McGrady's best days are behind him. He lacks the explosiveness he once had and while he still has a smooth jump shot, his body is worn out. Hell, he's already booked in for surgery on his shoulder NEXT summer !

Entering his 12th year as a pro, McGrady has never played in a full 82-game season. The closest he came was four years ago - his first in Houston - playing 78.

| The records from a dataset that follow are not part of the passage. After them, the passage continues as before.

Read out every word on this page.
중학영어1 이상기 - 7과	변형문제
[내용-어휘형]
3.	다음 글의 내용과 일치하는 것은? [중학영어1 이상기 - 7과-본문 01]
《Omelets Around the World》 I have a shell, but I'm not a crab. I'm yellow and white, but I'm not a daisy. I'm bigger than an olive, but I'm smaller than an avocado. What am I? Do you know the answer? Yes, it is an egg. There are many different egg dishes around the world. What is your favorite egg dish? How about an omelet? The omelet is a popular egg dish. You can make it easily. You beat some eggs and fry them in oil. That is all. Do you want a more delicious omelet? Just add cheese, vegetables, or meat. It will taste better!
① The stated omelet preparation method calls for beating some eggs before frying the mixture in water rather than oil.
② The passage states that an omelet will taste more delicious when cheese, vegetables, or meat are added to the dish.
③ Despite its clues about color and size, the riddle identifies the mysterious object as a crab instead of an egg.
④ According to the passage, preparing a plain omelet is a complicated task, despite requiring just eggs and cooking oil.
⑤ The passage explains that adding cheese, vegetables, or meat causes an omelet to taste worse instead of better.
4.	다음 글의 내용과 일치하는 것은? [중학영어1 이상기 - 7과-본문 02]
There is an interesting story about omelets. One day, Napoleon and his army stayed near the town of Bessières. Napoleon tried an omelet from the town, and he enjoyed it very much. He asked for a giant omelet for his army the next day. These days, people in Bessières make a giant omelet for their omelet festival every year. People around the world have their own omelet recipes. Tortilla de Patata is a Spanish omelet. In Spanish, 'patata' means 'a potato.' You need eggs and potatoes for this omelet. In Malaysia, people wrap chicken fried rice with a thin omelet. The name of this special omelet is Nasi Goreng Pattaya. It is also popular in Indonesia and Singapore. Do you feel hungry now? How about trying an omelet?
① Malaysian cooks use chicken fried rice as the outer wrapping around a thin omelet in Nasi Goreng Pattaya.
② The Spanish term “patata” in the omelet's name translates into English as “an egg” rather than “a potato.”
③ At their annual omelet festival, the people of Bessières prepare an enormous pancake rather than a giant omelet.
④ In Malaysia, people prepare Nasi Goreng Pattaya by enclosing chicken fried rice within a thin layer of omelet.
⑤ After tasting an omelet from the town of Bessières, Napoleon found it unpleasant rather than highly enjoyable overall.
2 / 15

Then there is Yao Ming. No athlete in the world - including Tiger Woods - has as many demands placed on him as Yao does. He always handles himself with class and dignity, but his body is also succumbing to injury. In the last three seasons, Yao has missed 82 regular season games with various ailments.

Yao will battle again this year. He's 28 now and each year, he recovers just a little bit slower than the last. Certainly 28 years old is not over the hill, but because of his unusual height and size, his 'real age' is probably closer to 32 or 33.

Houston then went and added Ron Artest to their roster in the summer, believing that his experience and toughness was what the team lacked last year.

Bad move.

The Ron Artest act has worn thin. Yes he can defend and yes he can provide an offensive punch, but he is not the guy the Rockets need.

Before he even arrived in Houston, he was jawing with Yao.

Artest's downside heavily outweighs his upside. He is never too far from saying or doing something that distracts himself or his team. Signing him is a desperate move but one Houston was prepared to make because he is entering the final year of his contract, so they aren't stuck with an ugly, heavy contract if (when !) things go wrong.

The Rockets tried to re-energize former star man Steve Francis last year by bringing him back to Houston. I for one, thought he still had some miles in the tank, but apparently, he doesn't. Sure he had some injury concerns again, but even when Francis was healthy, he just has forgotten how to play the game of basketball.

It's been sad to see him fall so far, but one has to wonder if karma has played a part in his career after seeing Francis' reaction when he was drafted by the Vancouver Grizzlies in the 1999 draft.

So that's it Rockets fans, no need to fret about failing in the playoffs this year, your team isn't good enough in the tough Western Conference to even make it.